A massive DNA search brings viral dark matter into the light.
It is thought that there may be hundreds of millions of different kinds of viruses in the world, most of which remain to be discovered. Some of these unknown viruses are likely to play a role in human cancers, but without thorough virus-hunting tactics, it’s easy for them to go undetected.
Researchers led by Christopher Buck, Ph.D., have long been interested in finding viruses that cause cancer, like papilloma- and polyomaviruses. Using a new computational tool that his team developed, he and his colleagues uncovered thousands of previously unknown viruses, which they reported in eLife. Many of the virus sequences they discovered share little genetic makeup with others in the catalog of known viruses. Now researchers will be able to identify these viruses if they are present in tumors or other patient samples, a vital step for exposing their potential contributions to disease.
Buck and research fellow Michael Tisza, Ph.D., set out to find unidentified viruses by scouring vast numbers of genetic sequences, generated by sequencing DNA from a variety of animals, including worms, fish, cows and people. Each sample was a complex mix of DNA from the animals’ own genomes and the genomes of the many microbes and viruses with which they coexist. Although much of the DNA in samples like these is presumed to come from viruses, it is usually impossible to decipher many of the sequences’ exact origins.
Tisza used NIH’s supercomputing resources to search these DNA sequences for elements that encoded virus-like features. To narrow the search, he focused on circular DNA molecules, which are carried by certain viruses but are rare in animals.
The hunt yielded more than 2,500 viral genomes. Many appear to come from viruses that infect bacteria, whose effects on the microbiome can have consequences for human and animal health. Many represent entirely new families of viruses, and some offer unexpected insights into viral evolution. The team tested some of the most unusual suspected viral sequences in the laboratory, using cells to translate the genetic code into proteins. The proteins assembled into particles resembling the outer shells that enclose viruses’ genetic material, supporting the idea that the sequences indeed represent viral genomes.

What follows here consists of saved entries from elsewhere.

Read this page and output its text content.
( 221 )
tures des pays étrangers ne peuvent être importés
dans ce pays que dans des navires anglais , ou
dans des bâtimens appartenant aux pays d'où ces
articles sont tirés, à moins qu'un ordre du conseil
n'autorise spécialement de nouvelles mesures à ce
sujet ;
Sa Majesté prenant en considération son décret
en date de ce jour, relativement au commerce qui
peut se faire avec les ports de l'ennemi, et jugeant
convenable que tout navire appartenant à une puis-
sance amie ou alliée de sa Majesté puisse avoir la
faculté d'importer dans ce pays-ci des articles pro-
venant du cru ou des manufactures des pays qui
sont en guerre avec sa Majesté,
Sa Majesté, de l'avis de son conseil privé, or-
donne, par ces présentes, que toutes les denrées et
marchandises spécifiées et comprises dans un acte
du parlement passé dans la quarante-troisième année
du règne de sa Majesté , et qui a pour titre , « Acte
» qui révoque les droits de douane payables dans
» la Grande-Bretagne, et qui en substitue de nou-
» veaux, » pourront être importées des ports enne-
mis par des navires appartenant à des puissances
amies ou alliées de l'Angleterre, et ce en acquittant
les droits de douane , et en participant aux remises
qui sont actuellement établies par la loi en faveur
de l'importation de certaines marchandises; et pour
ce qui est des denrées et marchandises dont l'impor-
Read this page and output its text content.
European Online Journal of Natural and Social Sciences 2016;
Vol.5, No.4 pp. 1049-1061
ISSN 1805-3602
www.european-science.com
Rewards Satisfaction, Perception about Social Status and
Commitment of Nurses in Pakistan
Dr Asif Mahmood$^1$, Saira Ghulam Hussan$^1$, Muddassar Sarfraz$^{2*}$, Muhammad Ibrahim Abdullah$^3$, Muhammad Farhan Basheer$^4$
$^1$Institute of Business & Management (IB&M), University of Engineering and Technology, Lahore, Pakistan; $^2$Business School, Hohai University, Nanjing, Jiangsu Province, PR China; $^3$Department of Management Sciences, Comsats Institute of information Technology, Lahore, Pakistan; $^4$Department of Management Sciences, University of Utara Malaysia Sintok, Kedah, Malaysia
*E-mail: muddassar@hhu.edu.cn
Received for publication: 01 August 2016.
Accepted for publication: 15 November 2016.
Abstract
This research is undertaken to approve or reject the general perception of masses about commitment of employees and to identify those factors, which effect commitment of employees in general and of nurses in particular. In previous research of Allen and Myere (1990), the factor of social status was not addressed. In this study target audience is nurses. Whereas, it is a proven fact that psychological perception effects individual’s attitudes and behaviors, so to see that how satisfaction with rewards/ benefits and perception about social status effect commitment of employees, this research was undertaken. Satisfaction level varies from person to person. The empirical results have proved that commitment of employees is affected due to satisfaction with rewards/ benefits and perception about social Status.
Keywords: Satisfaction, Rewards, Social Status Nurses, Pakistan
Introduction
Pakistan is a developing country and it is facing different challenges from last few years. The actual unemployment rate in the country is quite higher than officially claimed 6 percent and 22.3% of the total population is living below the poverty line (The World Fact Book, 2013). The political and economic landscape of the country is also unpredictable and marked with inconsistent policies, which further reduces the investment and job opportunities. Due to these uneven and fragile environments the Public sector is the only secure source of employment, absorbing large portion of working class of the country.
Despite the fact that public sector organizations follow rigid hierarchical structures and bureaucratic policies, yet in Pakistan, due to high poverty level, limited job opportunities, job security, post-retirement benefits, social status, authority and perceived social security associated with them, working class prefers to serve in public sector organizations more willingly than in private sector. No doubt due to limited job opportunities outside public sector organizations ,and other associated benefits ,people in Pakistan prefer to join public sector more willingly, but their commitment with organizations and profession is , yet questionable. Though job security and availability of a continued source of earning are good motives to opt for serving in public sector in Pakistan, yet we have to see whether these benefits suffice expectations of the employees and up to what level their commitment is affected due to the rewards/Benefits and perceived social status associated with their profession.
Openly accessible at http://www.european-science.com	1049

To ensure that other researchers can recognize the newly discovered viruses, these sequences are now included in GenBank, an essential public database widely used for genetic studies. Furthermore, the researchers say that adding this information about previously absent or poorly represented viral families to the database will make it easier to find additional family members. To facilitate future searches, Buck and Tisza have made their tool for analyzing and annotating genomic sequences, called Cenote-Taker, freely available to the research community.
Buck and Tisza say that even after their discovery, the list of known viruses likely includes only a tiny fraction of those that exist in the world. They have already expanded their search and unearthed evidence of new viruses within additional sets of DNA sequences, including viruses that may be relevant to cancer.
Reference
Tisza MJ, et al. eLife. 2020 Feb 4;9:e51971.